Conduct Unbecoming - Randy Shilts
  • Release Date: 2014-12-16
  • Genre: Social Science

Description

The bestselling author of the definitive history of the AIDS epidemic, And the Band Played On, provides the most thorough analysis yet of the place of gay men and women in the US military

Published during the same year the American military instituted Don’t Ask, Don’t Tell, and eighteen years before President Barack Obama repealed it, Conduct Unbecoming is a landmark work of social justice and a searing indictment of the military establishment’s historic bigotry toward its gay servicemen and women. Randy Shilts’s eye-opening book describes the bravery, both exceptional and everyday, not only of gay soldiers throughout history, but also of gay men and women serving in our modern military. With each anecdote and investigation, Shilts systematically dismantles the arguments against allowing gays to serve in the military.
 
At once a history of the American military and an account of the gay rights movement, Conduct Unbecoming is a remarkable testament to the progress achieved for gays in the military—and a revealing look at how far we have yet to go.

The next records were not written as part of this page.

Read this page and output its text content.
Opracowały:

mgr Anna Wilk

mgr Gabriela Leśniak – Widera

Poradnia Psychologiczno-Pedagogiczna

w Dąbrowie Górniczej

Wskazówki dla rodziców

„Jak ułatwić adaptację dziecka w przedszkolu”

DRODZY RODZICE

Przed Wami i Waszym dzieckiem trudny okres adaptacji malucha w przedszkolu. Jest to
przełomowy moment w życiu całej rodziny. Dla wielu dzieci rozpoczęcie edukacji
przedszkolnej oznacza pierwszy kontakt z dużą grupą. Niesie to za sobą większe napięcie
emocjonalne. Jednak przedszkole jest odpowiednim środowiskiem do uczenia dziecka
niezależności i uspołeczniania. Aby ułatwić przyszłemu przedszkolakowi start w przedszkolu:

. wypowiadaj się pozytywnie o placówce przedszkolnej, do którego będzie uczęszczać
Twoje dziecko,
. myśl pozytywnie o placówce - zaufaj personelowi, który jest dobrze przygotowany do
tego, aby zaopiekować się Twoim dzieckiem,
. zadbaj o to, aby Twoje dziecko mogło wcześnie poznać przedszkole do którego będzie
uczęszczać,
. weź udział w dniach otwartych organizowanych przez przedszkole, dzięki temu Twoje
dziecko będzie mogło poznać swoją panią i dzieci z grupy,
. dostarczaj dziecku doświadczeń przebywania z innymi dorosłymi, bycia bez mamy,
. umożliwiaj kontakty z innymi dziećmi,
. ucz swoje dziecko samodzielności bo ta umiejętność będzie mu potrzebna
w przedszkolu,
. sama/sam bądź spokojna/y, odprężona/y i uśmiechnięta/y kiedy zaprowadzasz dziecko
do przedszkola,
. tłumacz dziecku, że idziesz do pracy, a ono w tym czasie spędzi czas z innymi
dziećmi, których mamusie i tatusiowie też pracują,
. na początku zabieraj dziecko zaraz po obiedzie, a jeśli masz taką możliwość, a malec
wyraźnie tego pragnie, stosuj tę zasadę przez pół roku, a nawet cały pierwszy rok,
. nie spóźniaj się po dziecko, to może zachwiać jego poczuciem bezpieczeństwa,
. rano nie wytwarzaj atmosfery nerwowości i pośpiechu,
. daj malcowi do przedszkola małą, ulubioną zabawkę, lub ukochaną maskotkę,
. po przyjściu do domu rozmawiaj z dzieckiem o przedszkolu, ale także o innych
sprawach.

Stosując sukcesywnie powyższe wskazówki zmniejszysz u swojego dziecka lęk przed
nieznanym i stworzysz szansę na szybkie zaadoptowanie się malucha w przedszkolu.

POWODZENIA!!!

“A sober, thoroughly researched and engrossingly readable history on the subject. [Shilts’s] chronicle is excellent military history, closely woven with an enthralling analysis of the changing definitions of sexuality and personal relationships in American society. . . . [A] landmark book . . . Remarkable.” —The New York Times Book Review
 
“Gripping reading . . . The history of homosexual people and the movement for gay and lesbian equality in the United States can nowhere be more clearly told.” —Los Angeles Times Book Review
 
“For sheer militaristic folly, even Joseph Heller’s classic satire has nothing on Conduct Unbecoming: Gays & Lesbians in the U.S. Military. . . . Randy Shilts’ brilliantly documented account of the Pentagon’s great homosexual purges of the ’70s and ’80s.” —Entertainment Weekly

Randy Shilts (1951–1994) was a trailblazing American journalist and author who wrote for the San Francisco Chronicle for most of his life, creating the first gay beat in the newspaper world. In addition to his large body of reportage, Shilts also wrote three widely lauded bestselling books—And the Band Played On: Politics, People, and the AIDS EpidemicThe Mayor of Castro Street: The Life and Times of Harvey Milk, and Conduct Unbecoming: Gays & Lesbians in the U.S. Military. Shilts remained a crucial figure in the advancement of gay rights until his death of complications from AIDS at the age of forty-two.